STR-optimized properties (remote locations, no nearby employers, ski-in/ski-out pricing) may not resale easily if regulations change or the market softens. Confirm there's a buyer pool — ideally STR investors who can verify the revenue history — before committing.

2026 Market Comparison: Sample Data

To show how the framework works in practice, here's how five benchmark markets score across the key factors:

Benchmark STR Markets — Key Factor Comparison, 2026 Estimates
Market Est. OCC Est. ADR Regulation Seasonality
Smoky Mtns, TN ~91% $249 Friendly Multi-season
Scottsdale, AZ ~68% $280 Preemption Winter peak
Destin, FL ~72% $310 DBPR Required Summer peak
Austin, TX ~58% $195 City Permit Event-driven
NYC, NY N/A N/A LL18 — Banned N/A

Pick the market first. Then pick the property. Never the other way around.

Red Flags That Kill STR Returns

Equally important as finding good markets is avoiding bad ones.
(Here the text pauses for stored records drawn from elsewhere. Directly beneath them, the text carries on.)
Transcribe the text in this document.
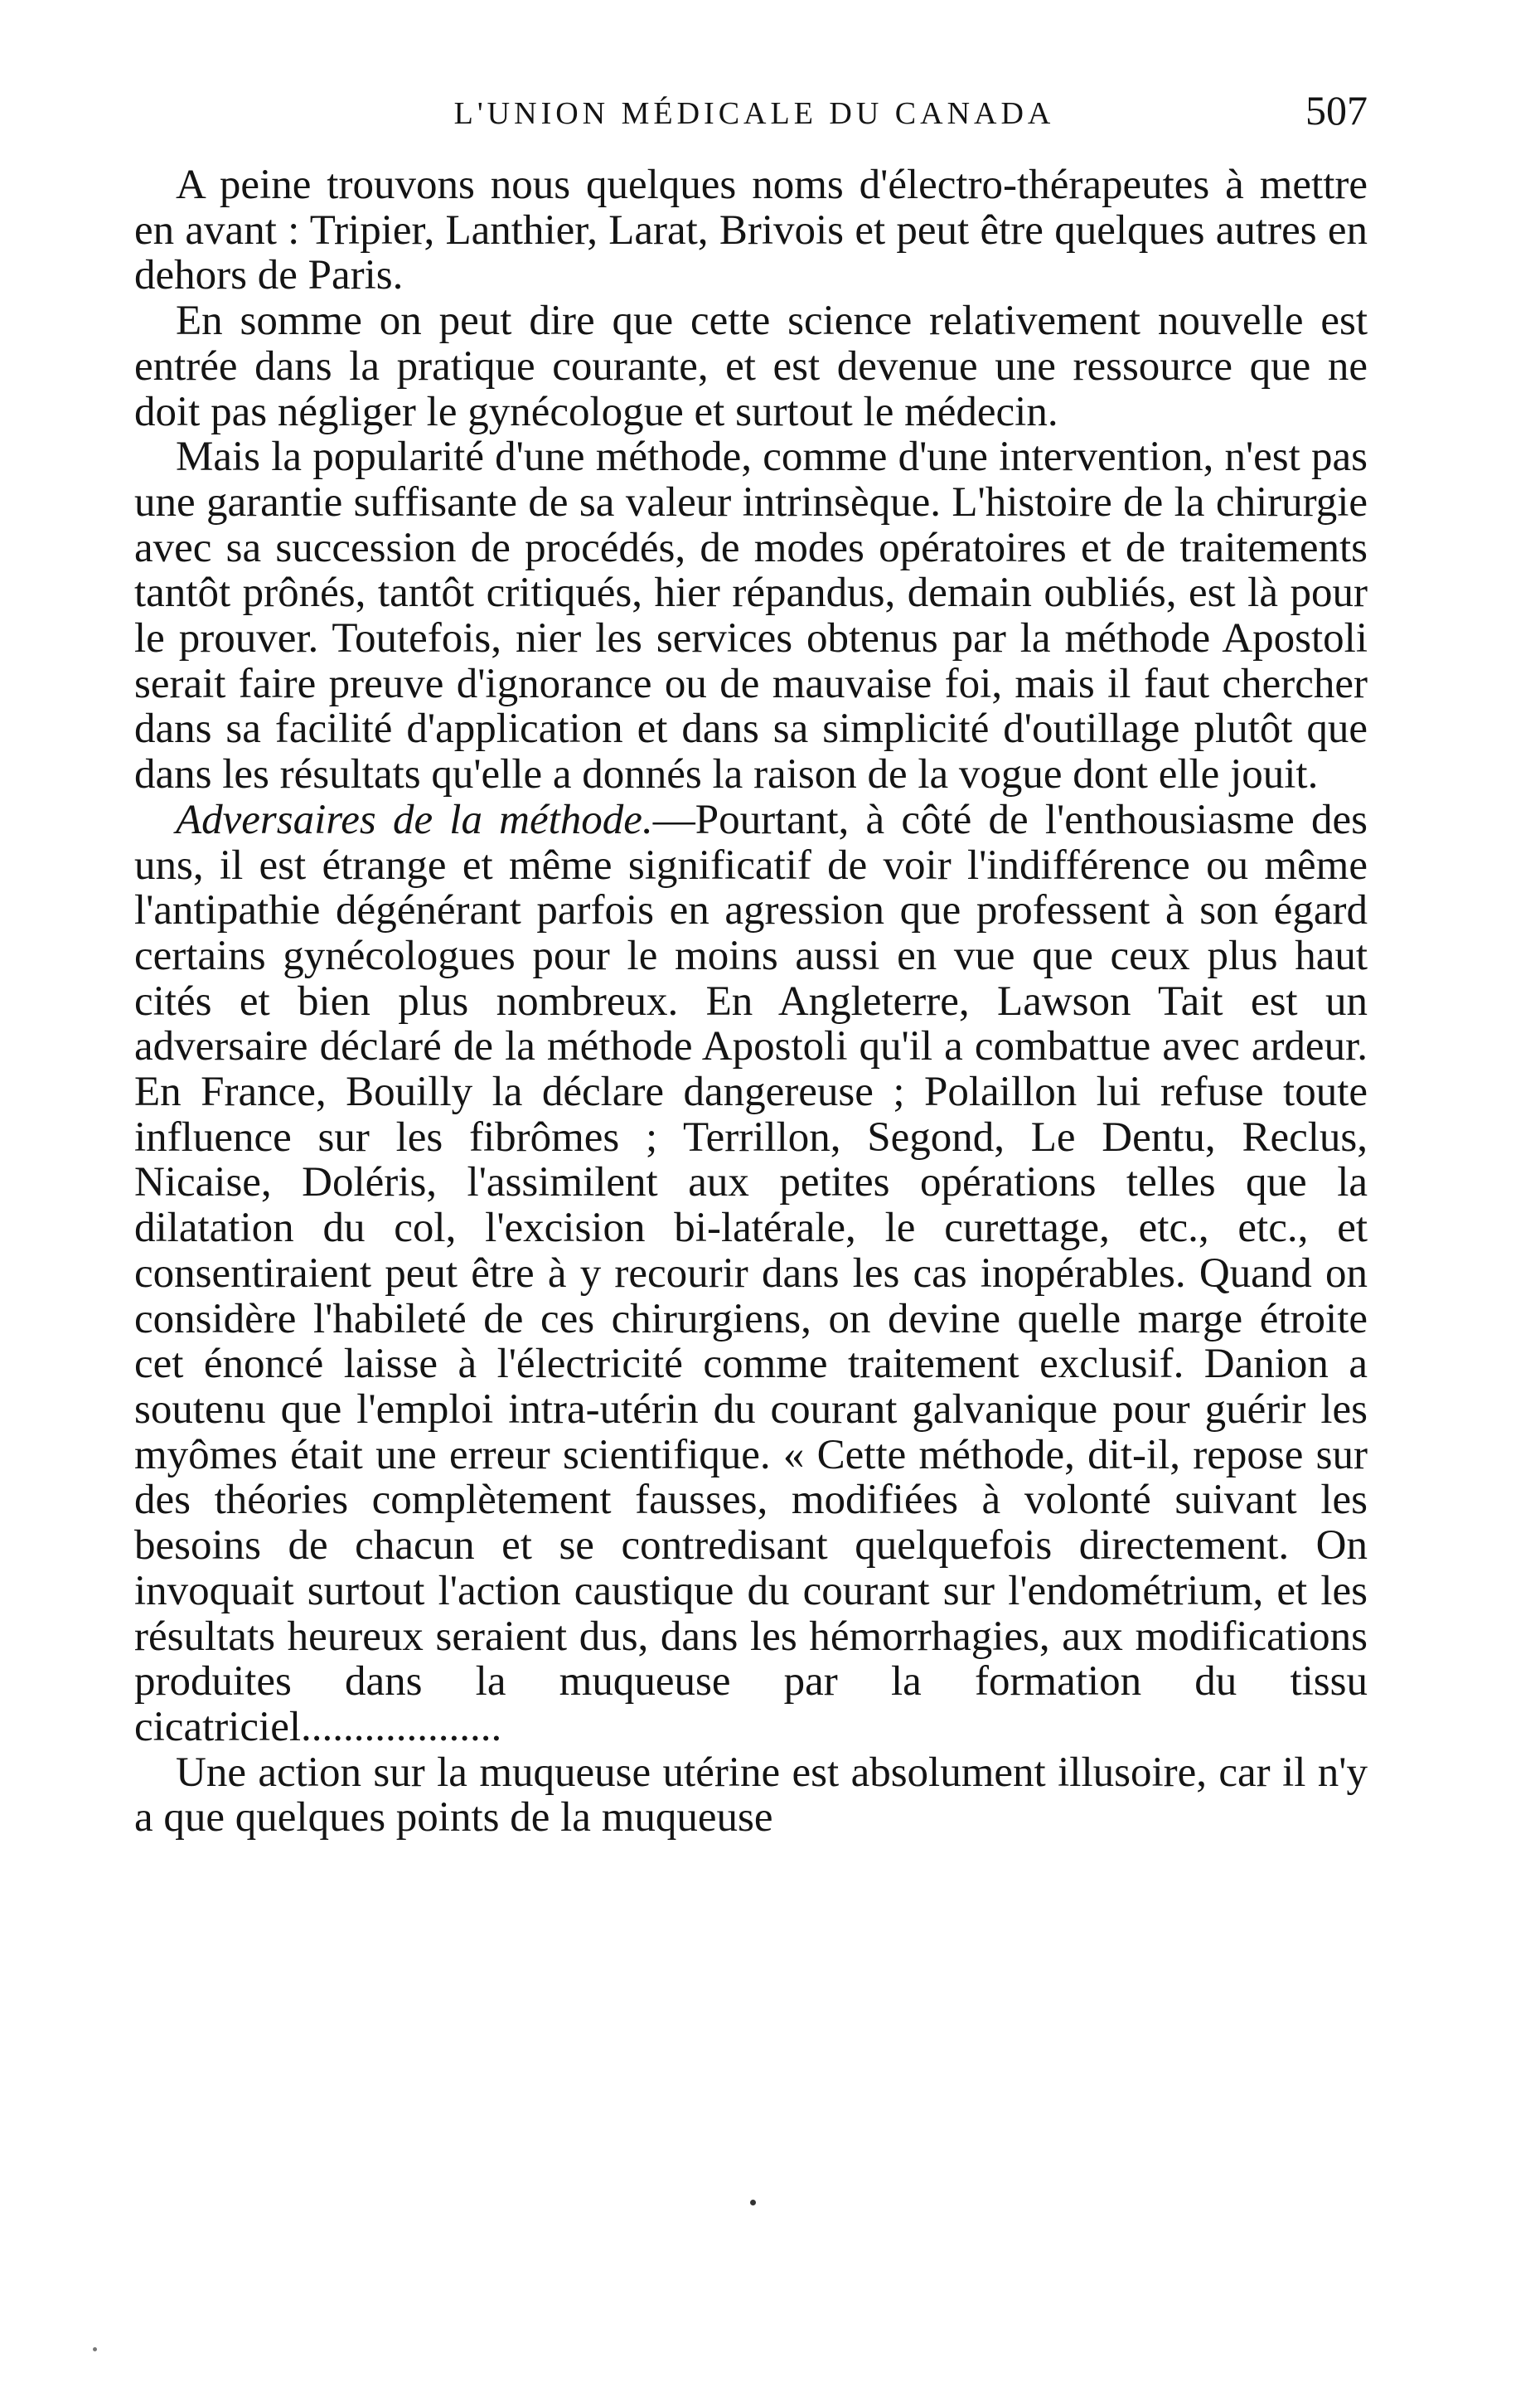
L'UNION MÉDICALE DU CANADA	507

A peine trouvons nous quelques noms d'électro-thérapeutes à mettre en avant : Tripier, Lanthier, Larat, Brivois et peut être quelques autres en dehors de Paris.

En somme on peut dire que cette science relativement nouvelle est entrée dans la pratique courante, et est devenue une ressource que ne doit pas négliger le gynécologue et surtout le médecin.

Mais la popularité d'une méthode, comme d'une intervention, n'est pas une garantie suffisante de sa valeur intrinsèque. L'histoire de la chirurgie avec sa succession de procédés, de modes opératoires et de traitements tantôt prônés, tantôt critiqués, hier répandus, demain oubliés, est là pour le prouver. Toutefois, nier les services obtenus par la méthode Apostoli serait faire preuve d'ignorance ou de mauvaise foi, mais il faut chercher dans sa facilité d'application et dans sa simplicité d'outillage plutôt que dans les résultats qu'elle a donnés la raison de la vogue dont elle jouit.

Adversaires de la méthode.—Pourtant, à côté de l'enthousiasme des uns, il est étrange et même significatif de voir l'indifférence ou même l'antipathie dégénérant parfois en agression que professent à son égard certains gynécologues pour le moins aussi en vue que ceux plus haut cités et bien plus nombreux. En Angleterre, Lawson Tait est un adversaire déclaré de la méthode Apostoli qu'il a combattue avec ardeur. En France, Bouilly la déclare dangereuse ; Polaillon lui refuse toute influence sur les fibrômes ; Terrillon, Segond, Le Dentu, Reclus, Nicaise, Doléris, l'assimilent aux petites opérations telles que la dilatation du col, l'excision bi-latérale, le curettage, etc., etc., et consentiraient peut être à y recourir dans les cas inopérables. Quand on considère l'habileté de ces chirurgiens, on devine quelle marge étroite cet énoncé laisse à l'électricité comme traitement exclusif. Danion a soutenu que l'emploi intra-utérin du courant galvanique pour guérir les myômes était une erreur scientifique. « Cette méthode, dit-il, repose sur des théories complètement fausses, modifiées à volonté suivant les besoins de chacun et se contredisant quelquefois directement. On invoquait surtout l'action caustique du courant sur l'endométrium, et les résultats heureux seraient dus, dans les hémorrhagies, aux modifications produites dans la muqueuse par la formation du tissu cicatriciel...................

Une action sur la muqueuse utérine est absolument illusoire, car il n'y a que quelques points de la muqueuse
These are the signals that consistently predict poor STR performance:

  • Supply growing faster than demand — occupancy declining year-over-year while new listings increase
  • No preemption law in a high-demand state where local governments are actively discussing STR restrictions
  • Single-season demand with deep off-season (below 35% occupancy for 4+ months per year)
  • ADR that doesn't support break-even at 65% occupancy based on your specific cost basis
  • No comparable STR resale market — only primary home buyers who won't pay for STR revenue multiples
  • Markets dependent on a single employer or event (corporate travel markets, convention-only cities)
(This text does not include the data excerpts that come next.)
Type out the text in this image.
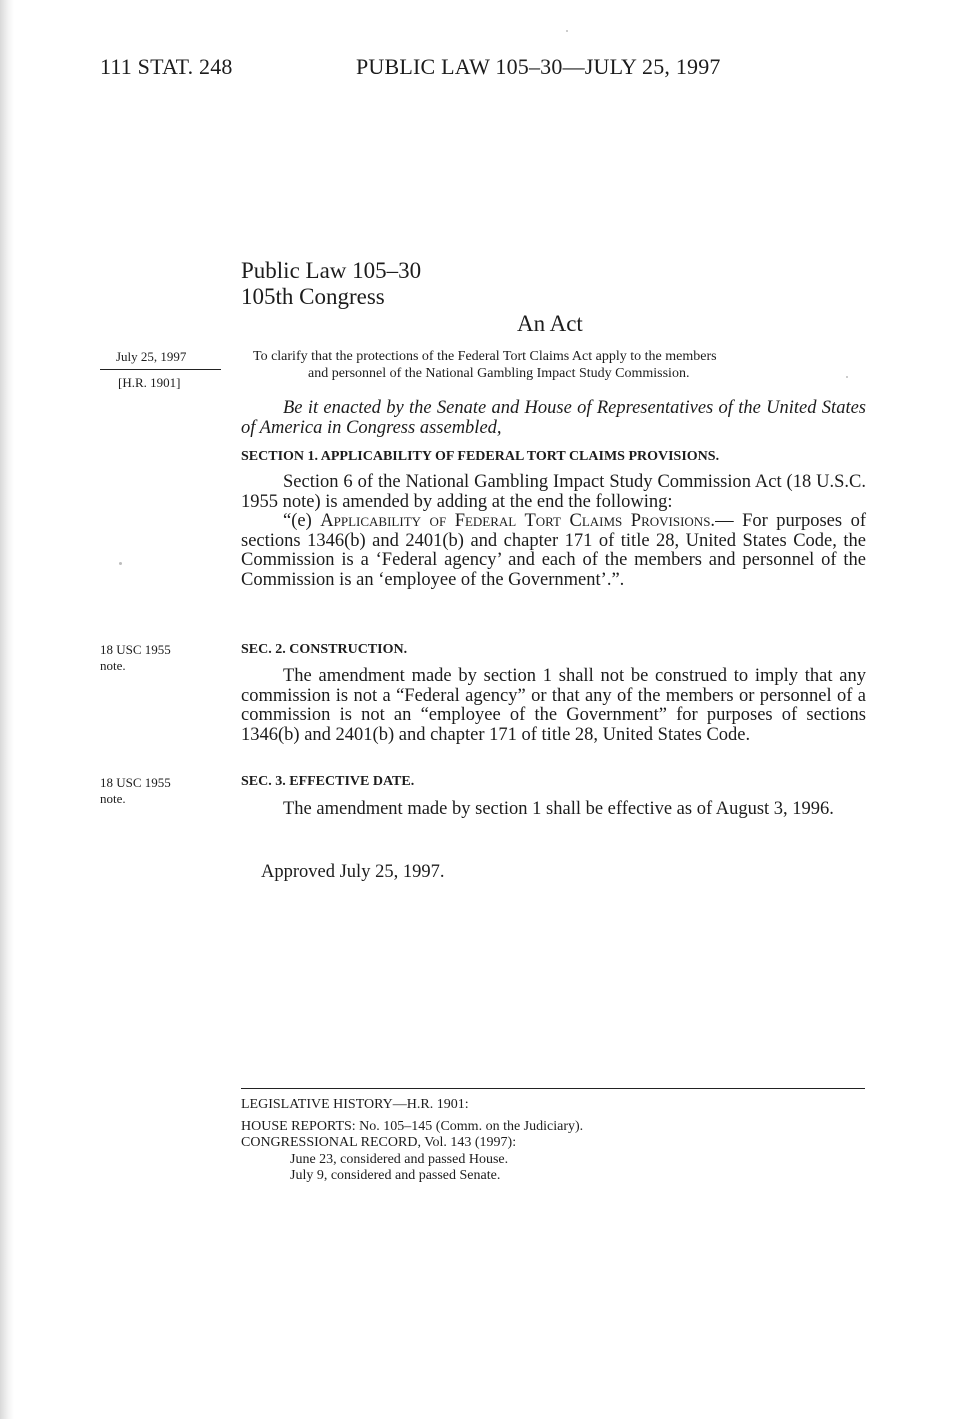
111 STAT. 248	PUBLIC LAW 105–30—JULY 25, 1997
Public Law 105–30
105th Congress
An Act
July 25, 1997
[H.R. 1901]
To clarify that the protections of the Federal Tort Claims Act apply to the members
and personnel of the National Gambling Impact Study Commission.
Be it enacted by the Senate and House of Representatives of the United States of America in Congress assembled,
SECTION 1. APPLICABILITY OF FEDERAL TORT CLAIMS PROVISIONS.
Section 6 of the National Gambling Impact Study Commission Act (18 U.S.C. 1955 note) is amended by adding at the end the following:
“(e) Applicability of Federal Tort Claims Provisions.— For purposes of sections 1346(b) and 2401(b) and chapter 171 of title 28, United States Code, the Commission is a ‘Federal agency’ and each of the members and personnel of the Commission is an ‘employee of the Government’.”.
18 USC 1955
note.
SEC. 2. CONSTRUCTION.
The amendment made by section 1 shall not be construed to imply that any commission is not a “Federal agency” or that any of the members or personnel of a commission is not an “employee of the Government” for purposes of sections 1346(b) and 2401(b) and chapter 171 of title 28, United States Code.
18 USC 1955
note.
SEC. 3. EFFECTIVE DATE.
The amendment made by section 1 shall be effective as of August 3, 1996.
Approved July 25, 1997.
LEGISLATIVE HISTORY—H.R. 1901:
HOUSE REPORTS: No. 105–145 (Comm. on the Judiciary).
CONGRESSIONAL RECORD, Vol. 143 (1997):
June 23, considered and passed House.
July 9, considered and passed Senate.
And the signals that indicate a market worth serious investigation:

  • State preemption law protecting hosts from local bans (Arizona HB2672, Tennessee framework)
  • Multiple demand drivers — outdoor recreation, proximity to cities, events, year-round appeal
  • Occupancy holding above 70% even as new supply enters the market
  • Active STR investor resale market with verifiable revenue histories
  • ADR growing year-over-year — demand absorbing new supply without rate compression
Key Takeaway

Run all six factors before you fall in love with a property. The best investment decision you can make in STR is staying out of bad markets — because no amount of interior design, pricing optimization, or 5-star guest service recovers a market with 52% occupancy and pending regulation risk. The market is the investment. The property is just how you participate in it.

The Bottom Line

The STR market has matured dramatically since 2020. The early years rewarded anyone who listed — demand was exploding and supply was thin. In 2026, with 1.4 million active listings and experienced hosts competing in every major market, the edge belongs to investors who do the analysis before they buy, not after.

Use the six-factor framework as your pre-purchase checklist. Check occupancy, ADR, regulation status, supply trends, seasonality, and exit strategy before you write an offer. If a market scores well across all six, you've found something worth pursuing. If it fails two or more, keep looking.

The Smoky Mountains didn't become the top STR market in America because of luck. It happened because multi-season demand, host-friendly state law, and limited new land supply created structural advantages that persist. That's what you're looking for — not a hot market, but a structurally sound one.